Abstract

Most engineering components are subjected to cyclically varying loads with mean stress (or mean strain). Often the loads may result in a multiaxial stress state. It is well known that the fatigue process is sensitive to superposed tensile mean stress in both the high-cycle and low-cycle fatigue regimes. In an elastoplastic regime, a material which experiences a stress-controlled cyclic loading with a non-zero mean stress, will exhibit an accumulated ratcheting strain (cyclic creep strain). This ratcheting strain can cause an additional damage in the material. Thus, a complete fatigue theory should be capable to evaluate the effects of mean stress and ratcheting strain. A large number of multiaxial fatigue theories have been proposed in the past and are reviewed in the literature, for example, see Refs [1–2]. These theories may be divided into four categories, viz: equivalent-stress and -strain, energy-based criteria and the critical plane approaches.

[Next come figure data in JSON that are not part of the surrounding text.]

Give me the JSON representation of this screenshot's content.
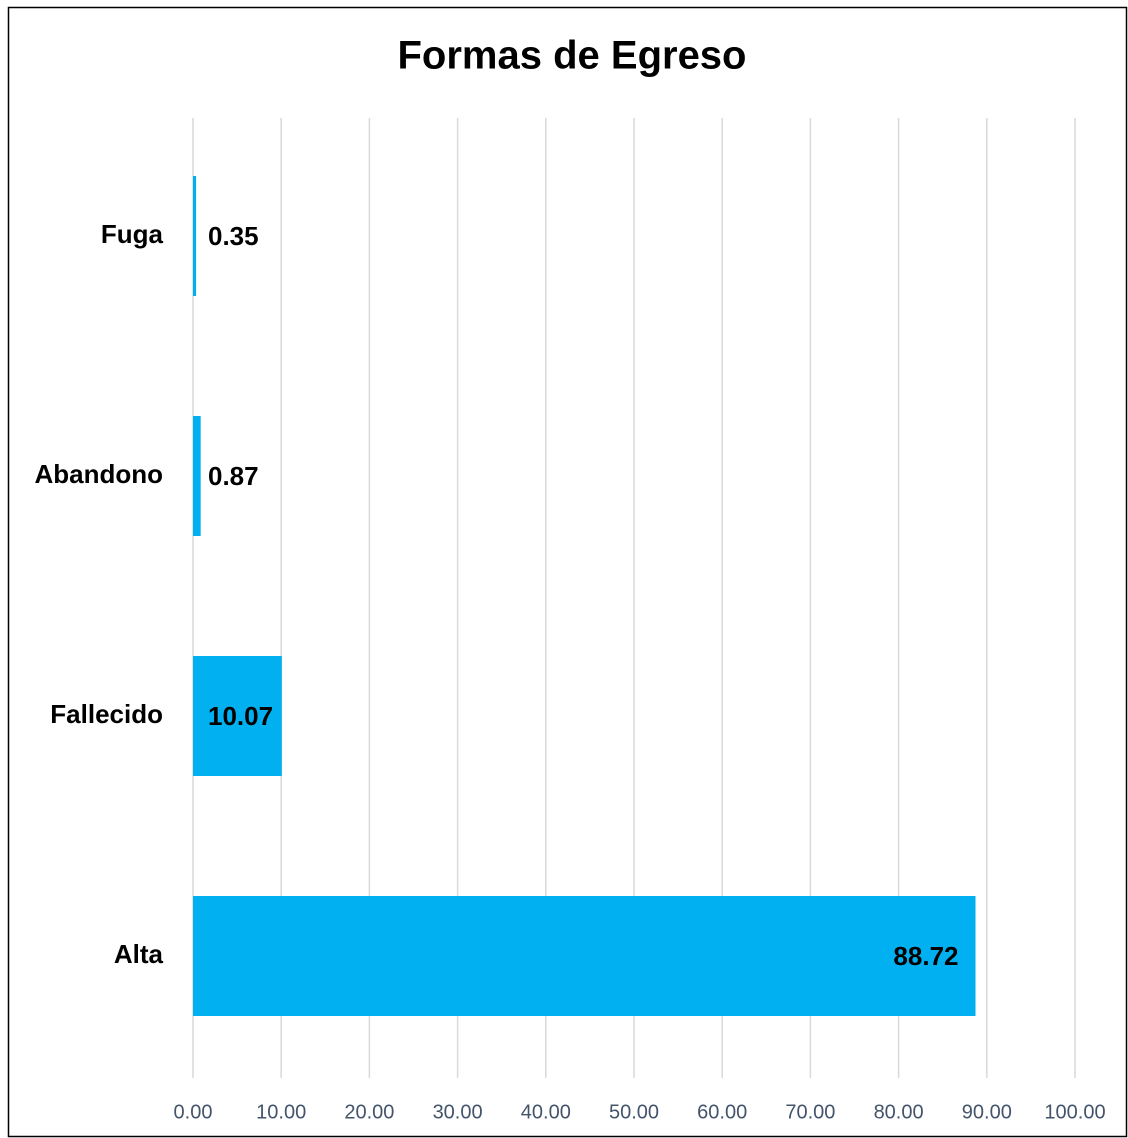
{
  "chart_data": {
    "type": "bar",
    "orientation": "horizontal",
    "title": "Formas de Egreso",
    "categories": [
      "Fuga",
      "Abandono",
      "Fallecido",
      "Alta"
    ],
    "values": [
      0.35,
      0.87,
      10.07,
      88.72
    ],
    "color": "#00b0f0",
    "xlim": [
      0,
      100
    ],
    "xticks": [
      {
        "value": 0,
        "label": "0.00"
      },
      {
        "value": 10,
        "label": "10.00"
      },
      {
        "value": 20,
        "label": "20.00"
      },
      {
        "value": 30,
        "label": "30.00"
      },
      {
        "value": 40,
        "label": "40.00"
      },
      {
        "value": 50,
        "label": "50.00"
      },
      {
        "value": 60,
        "label": "60.00"
      },
      {
        "value": 70,
        "label": "70.00"
      },
      {
        "value": 80,
        "label": "80.00"
      },
      {
        "value": 90,
        "label": "90.00"
      },
      {
        "value": 100,
        "label": "100.00"
      }
    ],
    "grid": true
  }
}
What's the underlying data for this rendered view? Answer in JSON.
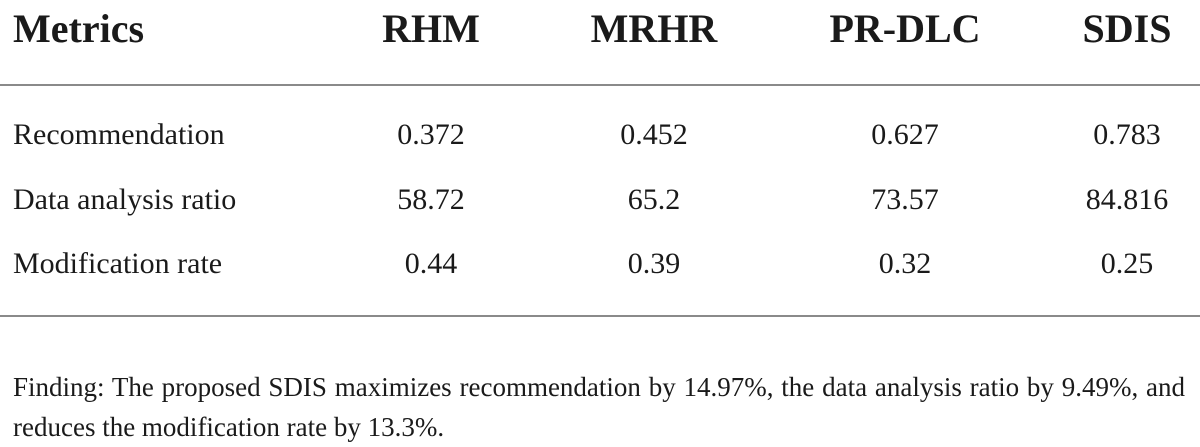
{
  "table": {
    "headers": [
      "Metrics",
      "RHM",
      "MRHR",
      "PR-DLC",
      "SDIS"
    ],
    "rows": [
      {
        "metric": "Recommendation",
        "values": [
          "0.372",
          "0.452",
          "0.627",
          "0.783"
        ]
      },
      {
        "metric": "Data analysis ratio",
        "values": [
          "58.72",
          "65.2",
          "73.57",
          "84.816"
        ]
      },
      {
        "metric": "Modification rate",
        "values": [
          "0.44",
          "0.39",
          "0.32",
          "0.25"
        ]
      }
    ]
  },
  "footnote": "Finding: The proposed SDIS maximizes recommendation by 14.97%, the data analysis ratio by 9.49%, and reduces the modification rate by 13.3%."
}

The first two approaches usually have difficulty to include the mean stress effect and to account for path dependency of the cyclic plastic deformation. This essential interaction between stress path and strain path is inherently included in the energy approach. In the present paper an energy-based fatigue theory proposed by Ellyin and his collaborators [3] is extended to include the mean stress and ratcheting strain effects on the fatigue life of materials.